Indie and Third Party Games are Vita’s Focus Going Forward, Says Sony
So… basically, they give up?
Sony released a hell of a handheld when they released PlayStation Vita, and then they promptly left it to die. Not only have they been ignoring it (think about the marketing Vita or its games get, or how much focus the Vita gets at Sony’s E3 conferences, as an example), they also actively seem to be sabotaging it (multiple Sony in house teams have come out and openly said they will not develop for the Vita, such as Naughty Dog).
Apparently, Sony has more or less given up on the handheld, and they have resigned themselves to it being whatever indie and third party developers make of it. Speaking to Polygon, Sony’s Yoshida confirmed as much.

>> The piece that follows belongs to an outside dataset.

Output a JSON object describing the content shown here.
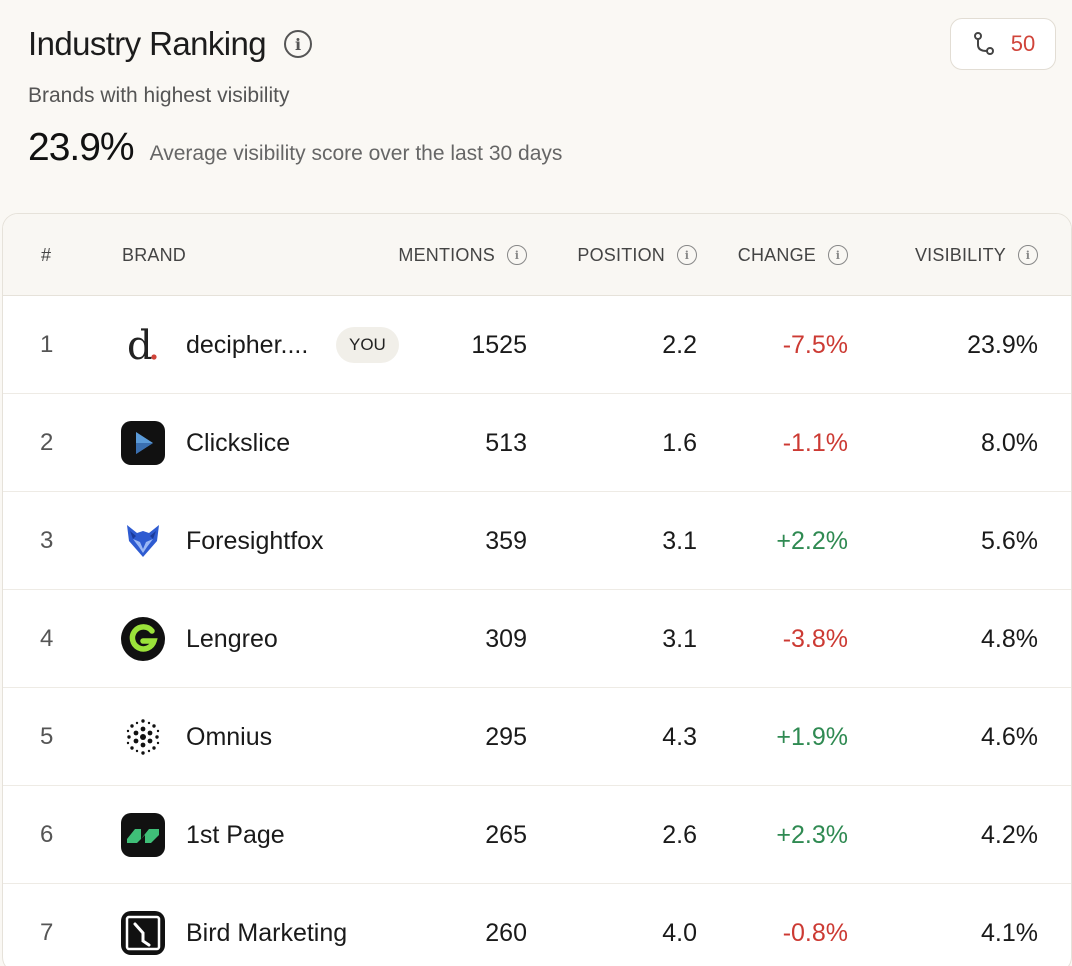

“When we launched PSP titles, a big talking point was PS2-quality games in your hands,” Yoshida said. “It was an amazing experience to play PS2-quality like Twisted Metal on your portable device. But as time went on and the PS3 launched and people started to see next-gen games, that PS2 quality was not enough. People’s expectations for the quality just moved on.

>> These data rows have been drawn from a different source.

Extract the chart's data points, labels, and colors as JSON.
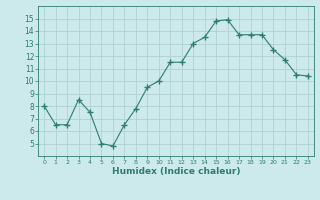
{
  "x": [
    0,
    1,
    2,
    3,
    4,
    5,
    6,
    7,
    8,
    9,
    10,
    11,
    12,
    13,
    14,
    15,
    16,
    17,
    18,
    19,
    20,
    21,
    22,
    23
  ],
  "y": [
    8.0,
    6.5,
    6.5,
    8.5,
    7.5,
    5.0,
    4.8,
    6.5,
    7.8,
    9.5,
    10.0,
    11.5,
    11.5,
    13.0,
    13.5,
    14.8,
    14.9,
    13.7,
    13.7,
    13.7,
    12.5,
    11.7,
    10.5,
    10.4
  ],
  "ylim": [
    4,
    16
  ],
  "yticks": [
    5,
    6,
    7,
    8,
    9,
    10,
    11,
    12,
    13,
    14,
    15
  ],
  "xtick_labels": [
    "0",
    "1",
    "2",
    "3",
    "4",
    "5",
    "6",
    "7",
    "8",
    "9",
    "10",
    "11",
    "12",
    "13",
    "14",
    "15",
    "16",
    "17",
    "18",
    "19",
    "20",
    "21",
    "22",
    "23"
  ],
  "xlabel": "Humidex (Indice chaleur)",
  "line_color": "#2e7d6e",
  "marker": "+",
  "bg_color": "#cce9ec",
  "grid_color": "#b0d0d4"
}
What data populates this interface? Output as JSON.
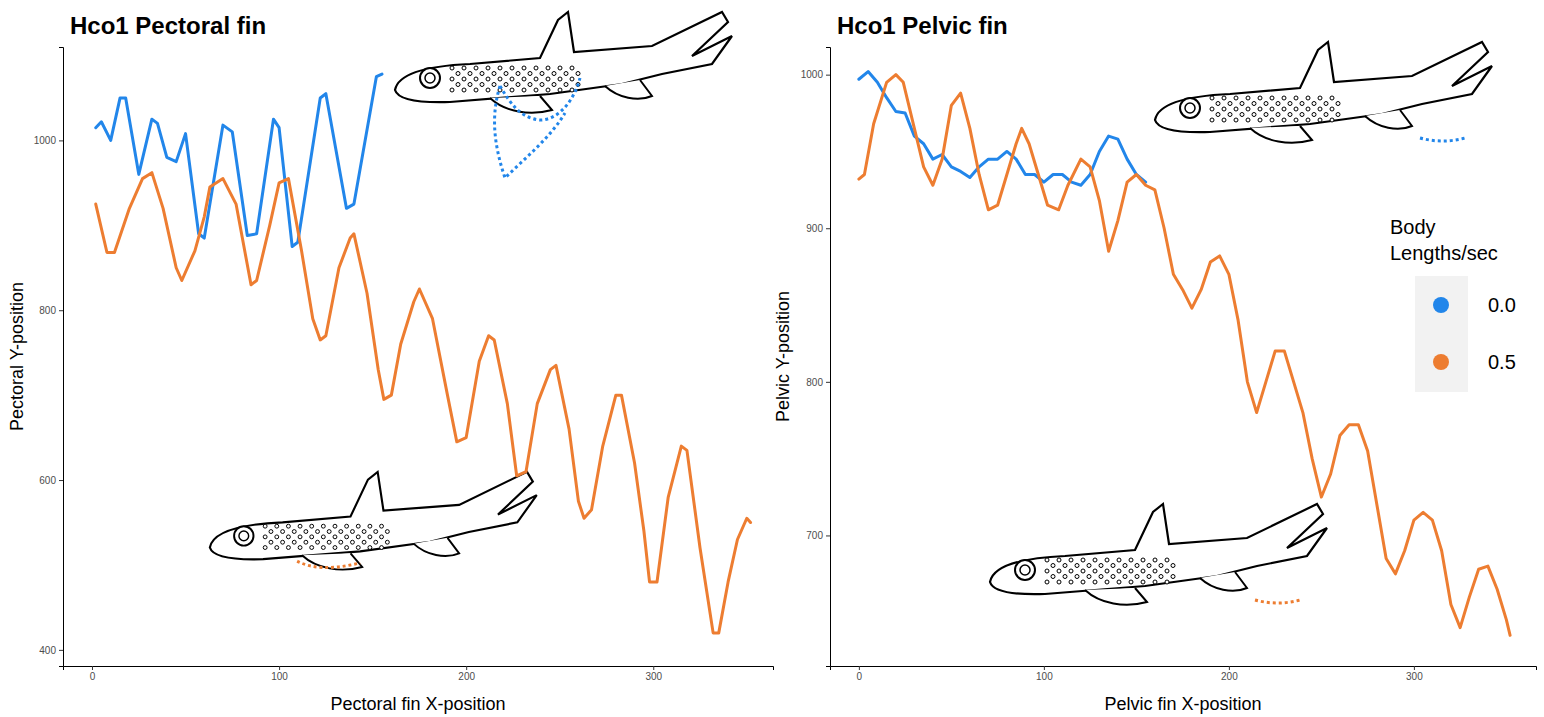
{
  "chart_data": [
    {
      "type": "line",
      "title": "Hco1 Pectoral fin",
      "x_label": "Pectoral fin X-position",
      "y_label": "Pectoral Y-position",
      "xlim": [
        -15.5,
        364
      ],
      "ylim": [
        381,
        1110
      ],
      "xticks": [
        0,
        100,
        200,
        300
      ],
      "yticks": [
        400,
        600,
        800,
        1000
      ],
      "grid": false,
      "series": [
        {
          "color": "#2286ea",
          "x": [
            2,
            5,
            10,
            15,
            18,
            25,
            32,
            35,
            40,
            45,
            50,
            57,
            60,
            70,
            75,
            83,
            88,
            97,
            100,
            107,
            110,
            122,
            125,
            136,
            140,
            152,
            155
          ],
          "values": [
            1015,
            1022,
            1000,
            1050,
            1050,
            960,
            1025,
            1020,
            980,
            975,
            1008,
            890,
            885,
            1018,
            1010,
            888,
            890,
            1025,
            1015,
            875,
            880,
            1050,
            1055,
            920,
            925,
            1075,
            1078
          ]
        },
        {
          "color": "#ed7d31",
          "x": [
            2,
            8,
            12,
            20,
            27,
            32,
            38,
            45,
            48,
            55,
            60,
            63,
            70,
            77,
            85,
            88,
            95,
            100,
            105,
            112,
            118,
            122,
            125,
            132,
            138,
            140,
            147,
            153,
            156,
            160,
            165,
            172,
            175,
            182,
            190,
            195,
            200,
            207,
            212,
            215,
            222,
            227,
            232,
            238,
            245,
            248,
            255,
            260,
            263,
            267,
            273,
            280,
            283,
            290,
            295,
            298,
            302,
            308,
            315,
            318,
            325,
            332,
            335,
            340,
            345,
            350,
            352
          ],
          "values": [
            925,
            868,
            868,
            920,
            955,
            962,
            920,
            850,
            835,
            870,
            910,
            945,
            955,
            925,
            830,
            835,
            900,
            950,
            955,
            870,
            790,
            765,
            770,
            850,
            885,
            890,
            820,
            730,
            695,
            700,
            760,
            810,
            825,
            790,
            700,
            645,
            650,
            740,
            770,
            765,
            690,
            605,
            610,
            690,
            730,
            735,
            660,
            575,
            555,
            565,
            640,
            700,
            700,
            620,
            540,
            480,
            480,
            580,
            640,
            635,
            520,
            420,
            420,
            480,
            530,
            555,
            550
          ]
        }
      ]
    },
    {
      "type": "line",
      "title": "Hco1 Pelvic fin",
      "x_label": "Pelvic fin X-position",
      "y_label": "Pelvic Y-position",
      "xlim": [
        -15.6,
        366
      ],
      "ylim": [
        615,
        1018
      ],
      "xticks": [
        0,
        100,
        200,
        300
      ],
      "yticks": [
        700,
        800,
        900,
        1000
      ],
      "grid": false,
      "legend": "right",
      "legend_title": "Body Lengths/sec",
      "series": [
        {
          "name": "0.0",
          "color": "#2286ea",
          "x": [
            0,
            5,
            10,
            15,
            20,
            25,
            30,
            35,
            40,
            45,
            50,
            55,
            60,
            65,
            70,
            75,
            80,
            85,
            90,
            95,
            100,
            105,
            110,
            115,
            120,
            125,
            130,
            135,
            140,
            145,
            150,
            155
          ],
          "values": [
            997,
            1002,
            995,
            985,
            976,
            975,
            960,
            955,
            945,
            948,
            940,
            937,
            933,
            940,
            945,
            945,
            950,
            945,
            935,
            935,
            930,
            935,
            935,
            930,
            928,
            935,
            950,
            960,
            958,
            945,
            935,
            930
          ]
        },
        {
          "name": "0.5",
          "color": "#ed7d31",
          "x": [
            0,
            3,
            8,
            15,
            20,
            24,
            30,
            35,
            40,
            45,
            50,
            55,
            60,
            65,
            70,
            75,
            80,
            85,
            88,
            92,
            97,
            102,
            108,
            113,
            120,
            125,
            130,
            135,
            140,
            145,
            150,
            155,
            160,
            165,
            170,
            175,
            180,
            185,
            190,
            195,
            200,
            205,
            210,
            215,
            220,
            225,
            230,
            235,
            240,
            245,
            250,
            255,
            260,
            265,
            270,
            275,
            280,
            285,
            290,
            295,
            300,
            305,
            310,
            315,
            320,
            325,
            330,
            335,
            340,
            345,
            350,
            352
          ],
          "values": [
            932,
            935,
            968,
            995,
            1000,
            995,
            965,
            940,
            928,
            945,
            980,
            988,
            965,
            935,
            912,
            915,
            935,
            955,
            965,
            955,
            935,
            915,
            912,
            928,
            945,
            940,
            918,
            885,
            905,
            930,
            935,
            928,
            925,
            900,
            870,
            860,
            848,
            860,
            878,
            882,
            870,
            840,
            800,
            780,
            800,
            820,
            820,
            800,
            780,
            750,
            725,
            740,
            765,
            772,
            772,
            755,
            720,
            685,
            675,
            690,
            710,
            715,
            710,
            690,
            655,
            640,
            660,
            678,
            680,
            665,
            645,
            635
          ]
        }
      ]
    }
  ]
}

“So when we launched the Vita with Uncharted, it was amazing; PS3-like quality in your palm, but as time moved on, you are seeing PS4 quality and people’s expectations for the graphic fidelity has gone up.”
“It’s very fortunate that the indie boom happened and they are providing lots of great content to Vita,” he said. ” Gameplay, game mechanic wise, people want to spend 10 minutes, 15 minutes getting in and out. On Vita, it’s great with suspended functionality, so these indie games really great for that from a game design standpoint.

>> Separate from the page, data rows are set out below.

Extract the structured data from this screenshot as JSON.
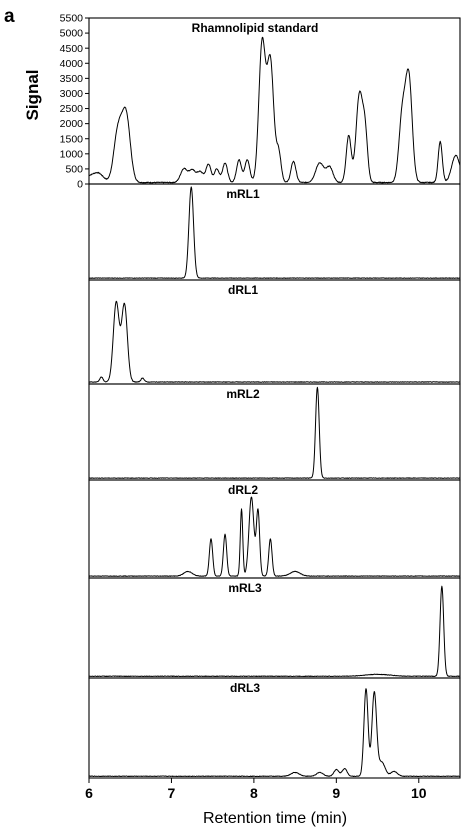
{
  "figure": {
    "panel_letter": "a",
    "ylabel": "Signal",
    "xlabel": "Retention time (min)"
  },
  "chart_data": {
    "type": "line",
    "xlim": [
      6,
      10.5
    ],
    "x_ticks": [
      6,
      7,
      8,
      9,
      10
    ],
    "x_tick_labels": [
      "6",
      "7",
      "8",
      "9",
      "10"
    ],
    "grid": false,
    "panels": [
      {
        "id": "standard",
        "title": "Rhamnolipid standard",
        "ylim": [
          0,
          5500
        ],
        "y_ticks": [
          0,
          500,
          1000,
          1500,
          2000,
          2500,
          3000,
          3500,
          4000,
          4500,
          5000,
          5500
        ],
        "y_tick_labels": [
          "0",
          "500",
          "1000",
          "1500",
          "2000",
          "2500",
          "3000",
          "3500",
          "4000",
          "4500",
          "5000",
          "5500"
        ],
        "baseline": 50,
        "peaks": [
          {
            "x": 6.0,
            "h": 200,
            "w": 0.08
          },
          {
            "x": 6.12,
            "h": 250,
            "w": 0.06
          },
          {
            "x": 6.35,
            "h": 1650,
            "w": 0.05
          },
          {
            "x": 6.45,
            "h": 2200,
            "w": 0.05
          },
          {
            "x": 7.15,
            "h": 450,
            "w": 0.04
          },
          {
            "x": 7.25,
            "h": 400,
            "w": 0.04
          },
          {
            "x": 7.35,
            "h": 350,
            "w": 0.04
          },
          {
            "x": 7.45,
            "h": 600,
            "w": 0.03
          },
          {
            "x": 7.55,
            "h": 450,
            "w": 0.03
          },
          {
            "x": 7.65,
            "h": 650,
            "w": 0.03
          },
          {
            "x": 7.82,
            "h": 750,
            "w": 0.03
          },
          {
            "x": 7.92,
            "h": 750,
            "w": 0.03
          },
          {
            "x": 8.1,
            "h": 4600,
            "w": 0.04
          },
          {
            "x": 8.2,
            "h": 4000,
            "w": 0.04
          },
          {
            "x": 8.3,
            "h": 1000,
            "w": 0.03
          },
          {
            "x": 8.48,
            "h": 700,
            "w": 0.03
          },
          {
            "x": 8.8,
            "h": 650,
            "w": 0.05
          },
          {
            "x": 8.92,
            "h": 500,
            "w": 0.04
          },
          {
            "x": 9.15,
            "h": 1550,
            "w": 0.03
          },
          {
            "x": 9.28,
            "h": 2900,
            "w": 0.04
          },
          {
            "x": 9.35,
            "h": 1500,
            "w": 0.03
          },
          {
            "x": 9.8,
            "h": 2200,
            "w": 0.04
          },
          {
            "x": 9.88,
            "h": 3400,
            "w": 0.04
          },
          {
            "x": 10.26,
            "h": 1350,
            "w": 0.025
          },
          {
            "x": 10.45,
            "h": 900,
            "w": 0.05
          }
        ]
      },
      {
        "id": "mRL1",
        "title": "mRL1",
        "baseline": 0.01,
        "peaks": [
          {
            "x": 7.24,
            "h": 1.0,
            "w": 0.028
          }
        ]
      },
      {
        "id": "dRL1",
        "title": "dRL1",
        "baseline": 0.01,
        "peaks": [
          {
            "x": 6.15,
            "h": 0.05,
            "w": 0.02
          },
          {
            "x": 6.33,
            "h": 0.8,
            "w": 0.035
          },
          {
            "x": 6.43,
            "h": 0.78,
            "w": 0.035
          },
          {
            "x": 6.65,
            "h": 0.04,
            "w": 0.02
          }
        ]
      },
      {
        "id": "mRL2",
        "title": "mRL2",
        "baseline": 0.01,
        "peaks": [
          {
            "x": 8.77,
            "h": 1.0,
            "w": 0.022
          }
        ]
      },
      {
        "id": "dRL2",
        "title": "dRL2",
        "baseline": 0.01,
        "peaks": [
          {
            "x": 7.2,
            "h": 0.05,
            "w": 0.05
          },
          {
            "x": 7.48,
            "h": 0.4,
            "w": 0.02
          },
          {
            "x": 7.65,
            "h": 0.45,
            "w": 0.02
          },
          {
            "x": 7.85,
            "h": 0.72,
            "w": 0.015
          },
          {
            "x": 7.97,
            "h": 0.85,
            "w": 0.03
          },
          {
            "x": 8.05,
            "h": 0.7,
            "w": 0.02
          },
          {
            "x": 8.2,
            "h": 0.4,
            "w": 0.02
          },
          {
            "x": 8.5,
            "h": 0.05,
            "w": 0.06
          }
        ]
      },
      {
        "id": "mRL3",
        "title": "mRL3",
        "baseline": 0.008,
        "peaks": [
          {
            "x": 9.5,
            "h": 0.02,
            "w": 0.15
          },
          {
            "x": 10.28,
            "h": 0.95,
            "w": 0.022
          }
        ]
      },
      {
        "id": "dRL3",
        "title": "dRL3",
        "baseline": 0.008,
        "peaks": [
          {
            "x": 8.5,
            "h": 0.04,
            "w": 0.05
          },
          {
            "x": 8.8,
            "h": 0.04,
            "w": 0.04
          },
          {
            "x": 9.0,
            "h": 0.07,
            "w": 0.03
          },
          {
            "x": 9.1,
            "h": 0.08,
            "w": 0.03
          },
          {
            "x": 9.36,
            "h": 0.92,
            "w": 0.025
          },
          {
            "x": 9.46,
            "h": 0.88,
            "w": 0.028
          },
          {
            "x": 9.55,
            "h": 0.15,
            "w": 0.04
          },
          {
            "x": 9.7,
            "h": 0.05,
            "w": 0.04
          }
        ]
      }
    ]
  }
}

“Instead of watching big stories or cinematics, you can spend hours on Vita. So, I think that’s actually the biggest star to help provide great content to Vita going forward. And we continue to make games cross-platform games, especially on digital side.”
Of course, this doesn’t explain two things that Yoshida’s explanation neatly sidesteps- if people’s expectations are ‘console quality graphics,’ then how does Yoshida explain the success of Nintendo’s 3DS, and the games on it? Bear in mind graphics on the 3DS are Gamecube/Wii level, or a full two generations behind. Also, if Sony believes that Vita’s failure is down to increased expectations of graphical quality, why is it hedging its bets on indie games, that often look like NES and SNES games? That’s some inconsistent messaging right there.
At the very least, Yoshida said Sony will still support the Vita with first party software. I would say, yes, that’s correct,” he said, when asked a question about that.
What might have been a great handheld, and the first to give Nintendo’s unending reign over the handheld market a run for its money has been reduced to this, and it is rather sad to see, really.